In today’s world, we associate the Christmas tree with the Christmas holidays and their Christian meaning. We have mostly forgotten about the pagan past of the ideas of putting trees and tree branches in houses. The Christmas tree is fully associated with the Christian tradition of Christmas and the birth of Jesus Christ. Today, the Christmas tree reigns as the chief physical symbol of Christmas primarily in northern Europe, the United States, Australia, and regions of Canada. In southern Europe, Latin America, and in other Spanish-speaking regions, the Nativity scene predominates. [8] The tradition of the Christmas tree, as can be seen in this blog post, is a rather young tradition, even though its pagan roots go back further than many would expect. The first written accounts of modern Christmas trees can be found in the early sixteenth century, but the custom did not become widespread until the nineteenth century.

About the author:Melanie Reimann is a PhD candidate working with Dr. Robert McCoy. Her research fields are Native American and First Nation history, as well as the U.S./Canadian West. She received her B.A. in English and History and her M.A. in History from Bielefeld University in Germany. She moved from Germany to Pullman in August 2015.Her thesis will focus on protest and resistance among tribes in Washington State and British Columbia regarding their treatment by the U.S. and Canadian governments.

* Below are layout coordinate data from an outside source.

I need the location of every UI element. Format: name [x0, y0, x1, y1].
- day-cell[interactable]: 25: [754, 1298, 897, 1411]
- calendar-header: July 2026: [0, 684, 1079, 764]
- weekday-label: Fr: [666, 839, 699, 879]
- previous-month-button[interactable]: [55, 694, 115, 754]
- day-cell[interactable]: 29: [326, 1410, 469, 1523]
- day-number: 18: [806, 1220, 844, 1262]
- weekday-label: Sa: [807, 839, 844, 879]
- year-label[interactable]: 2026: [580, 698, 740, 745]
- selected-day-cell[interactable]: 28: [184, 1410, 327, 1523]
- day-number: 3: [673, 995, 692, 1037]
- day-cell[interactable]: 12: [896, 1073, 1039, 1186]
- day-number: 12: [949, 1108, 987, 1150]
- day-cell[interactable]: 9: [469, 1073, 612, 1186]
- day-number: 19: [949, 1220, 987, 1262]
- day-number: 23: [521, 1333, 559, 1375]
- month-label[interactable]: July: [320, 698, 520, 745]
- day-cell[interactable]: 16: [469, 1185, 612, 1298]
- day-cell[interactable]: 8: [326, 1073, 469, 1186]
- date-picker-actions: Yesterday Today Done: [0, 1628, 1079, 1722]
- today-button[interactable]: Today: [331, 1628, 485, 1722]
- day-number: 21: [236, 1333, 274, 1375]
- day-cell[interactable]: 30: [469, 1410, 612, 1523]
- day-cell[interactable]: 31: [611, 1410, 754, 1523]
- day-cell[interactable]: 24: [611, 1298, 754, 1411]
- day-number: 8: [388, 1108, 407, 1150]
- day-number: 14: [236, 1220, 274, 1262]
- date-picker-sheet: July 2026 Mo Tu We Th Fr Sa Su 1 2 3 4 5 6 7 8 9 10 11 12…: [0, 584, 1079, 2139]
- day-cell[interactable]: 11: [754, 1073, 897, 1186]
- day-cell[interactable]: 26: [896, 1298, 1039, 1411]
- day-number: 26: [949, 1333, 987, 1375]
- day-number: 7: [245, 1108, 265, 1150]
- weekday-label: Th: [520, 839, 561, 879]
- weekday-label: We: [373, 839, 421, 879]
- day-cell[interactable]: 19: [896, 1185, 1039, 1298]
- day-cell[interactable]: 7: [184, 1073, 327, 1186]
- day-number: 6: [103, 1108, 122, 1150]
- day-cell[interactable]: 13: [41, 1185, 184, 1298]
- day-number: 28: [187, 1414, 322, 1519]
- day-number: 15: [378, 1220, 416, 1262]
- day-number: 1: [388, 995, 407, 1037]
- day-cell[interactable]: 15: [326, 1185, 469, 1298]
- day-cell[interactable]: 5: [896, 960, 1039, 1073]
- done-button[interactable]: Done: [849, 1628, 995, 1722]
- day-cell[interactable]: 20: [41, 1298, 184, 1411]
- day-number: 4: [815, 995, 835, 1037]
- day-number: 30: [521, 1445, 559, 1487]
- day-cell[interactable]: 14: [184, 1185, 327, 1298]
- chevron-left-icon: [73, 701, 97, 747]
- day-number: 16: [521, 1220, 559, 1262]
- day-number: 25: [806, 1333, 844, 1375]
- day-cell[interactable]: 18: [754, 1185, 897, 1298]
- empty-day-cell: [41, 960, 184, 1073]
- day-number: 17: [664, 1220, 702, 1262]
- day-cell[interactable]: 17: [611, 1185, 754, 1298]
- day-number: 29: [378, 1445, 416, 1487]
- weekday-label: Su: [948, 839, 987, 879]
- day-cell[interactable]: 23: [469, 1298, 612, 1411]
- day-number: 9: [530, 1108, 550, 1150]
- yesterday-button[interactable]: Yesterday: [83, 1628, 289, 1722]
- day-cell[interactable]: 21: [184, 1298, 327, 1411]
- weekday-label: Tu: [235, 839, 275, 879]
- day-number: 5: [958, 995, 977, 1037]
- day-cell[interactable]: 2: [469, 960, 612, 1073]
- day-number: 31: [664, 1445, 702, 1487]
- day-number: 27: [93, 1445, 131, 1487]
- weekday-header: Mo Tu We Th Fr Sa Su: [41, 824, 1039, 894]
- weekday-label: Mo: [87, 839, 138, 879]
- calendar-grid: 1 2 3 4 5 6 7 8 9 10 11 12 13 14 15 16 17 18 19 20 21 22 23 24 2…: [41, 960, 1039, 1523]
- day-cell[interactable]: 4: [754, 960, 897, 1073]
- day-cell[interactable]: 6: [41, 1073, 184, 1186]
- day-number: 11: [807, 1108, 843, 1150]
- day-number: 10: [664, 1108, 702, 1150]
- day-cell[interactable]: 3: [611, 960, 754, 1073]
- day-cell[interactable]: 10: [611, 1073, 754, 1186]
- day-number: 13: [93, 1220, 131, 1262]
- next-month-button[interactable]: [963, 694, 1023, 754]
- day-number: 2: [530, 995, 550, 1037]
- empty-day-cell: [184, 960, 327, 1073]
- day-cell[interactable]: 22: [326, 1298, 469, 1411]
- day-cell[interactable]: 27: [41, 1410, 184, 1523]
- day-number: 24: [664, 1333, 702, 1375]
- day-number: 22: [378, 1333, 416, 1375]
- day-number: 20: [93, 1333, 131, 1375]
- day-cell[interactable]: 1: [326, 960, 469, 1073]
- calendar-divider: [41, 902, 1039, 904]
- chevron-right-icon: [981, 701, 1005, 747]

To see Melanie's other post click here

[1]Christian Rätsch and Claudia Müller-Ebeling, Pagan Christmas: The Plants, Spirits, and Rituals at the Origins of Yuletide (Rochester: Inner Traditions, 2006), 19ff.
[2]Rätsch and Müller-Ebeling, Pagan Christmas, 9ff.
[3]Barbara Walter, Der Weihnachtsbaum in Brauchtum und Bedeutung (Norderstedt: GRIN Verlag, 2012), 4.
[4]William D. Crump, The Christmas Encyclopedia, Third Edition (Jefferson, McFarland & Company, Inc., Publishers, 2013), 139.
[5]Crump, The Christmas Encyclopedia, 140.
[6]Crump, The Christmas Encyclopedia, 140f.
[7]Crump, The Christmas Encyclopedia, 140.
[8]Crump, The Christmas Encyclopedia, 139.